I've often wondered what on Earth chocolate eggs had to do with Easter when all poor Jesus got was shredded on the cross, then I learnt that Easter was originally called Oestre, a pagan spring equinox festival wherein the celebrants adored female reproduction and the fecundity of the earth and hoped for the coming harvests to be plentiful. Eggs were a symbol of this fruitfulness and, as anything pagan had to have an animal/sexuality attached, that's where the Easter bunny came in, as in "fuck like rabbits". Chocolate being a known aphrodisiac we thus get chocolate eggs. But the egg has to be fertilised to be able to give birth, and the other great need in sacred pagan ritual was the seed-spewing phallus, for without the penis getting erect there is no procreation, there is Nothing, so where was the erect phallus in all this ritual?
It had to be the crucifix, a reworking of the May-pole around which all the pagans ecstatically danced but now seen as an instrument of torture and death by the Christian anti-fun/anti-sex brigade. This idea was expressed in the book, "The Sacred Mushroom and the Holy Cross" which proclaims the origin of all religion was not only in phallic fertility cults but also in the imbibing of hallucinogenic mushrooms, the celebrants going on vision quests while they fucked enthusiastically in the bushes.

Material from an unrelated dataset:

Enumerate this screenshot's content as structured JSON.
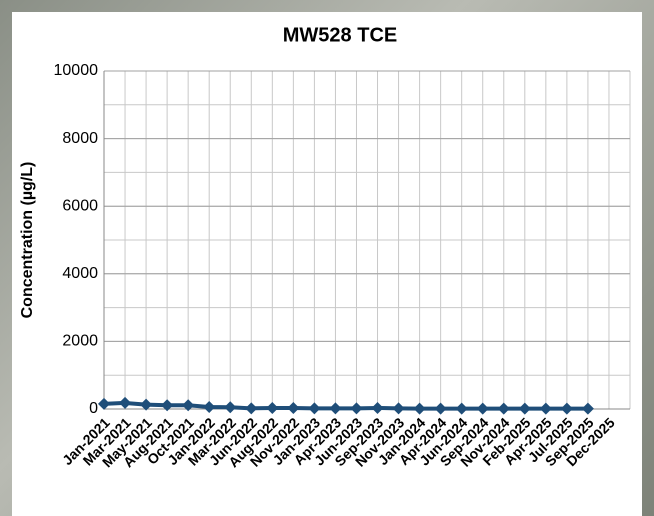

The crucifix certainly fits the shape of a giant erect phallus, and to think all those masses of moronic, young Catholics carrying the cross out of Rome are really performing an ancient 'passion play', adoring the erect phallus under which they gladly break their backs. And let's face it, the long Easter holiday break gives all those tired workers a chance to fuck like rabbits, and indulge in other ecstatic practices like night-club dancing and aphrodisiac-chocolate munching. I was amused to go to the movies on Good Friday and see the French film, "How Much Do You Love Me?" with Monica Belluci playing the Earth Goddess around which men swarmed and swooned. She disrobed in every frame and hung out those marvelous pendulous breasts, got fucked continuously, slow and fast, all the while ululating in orgasmic frenzy.
The very next movie I saw was "The Passion of the Christ" where Monica plays Mary Magdelene, the ex-whore dressed in black running mealy-mouthed after a much blood-let Jesus, (after all, Oestre is about bloodletting, the earth's menstruation or lack thereof.) No matter how sanctified Mel tried to make Monica/Mary look, I kept seeing those enormous breasts flop out of the demure black robes, and moans of orgasmic rapture issuing from her sensuous mouth whenever she uttered condolences over J.C.'s misery. This type of Blog will get me torn to pieces by the same crazed Catholics in yet more bloodletting, but what can a homo homo sappy sapient do except try to find sense in an irrational, superstitious world? Happy Easter!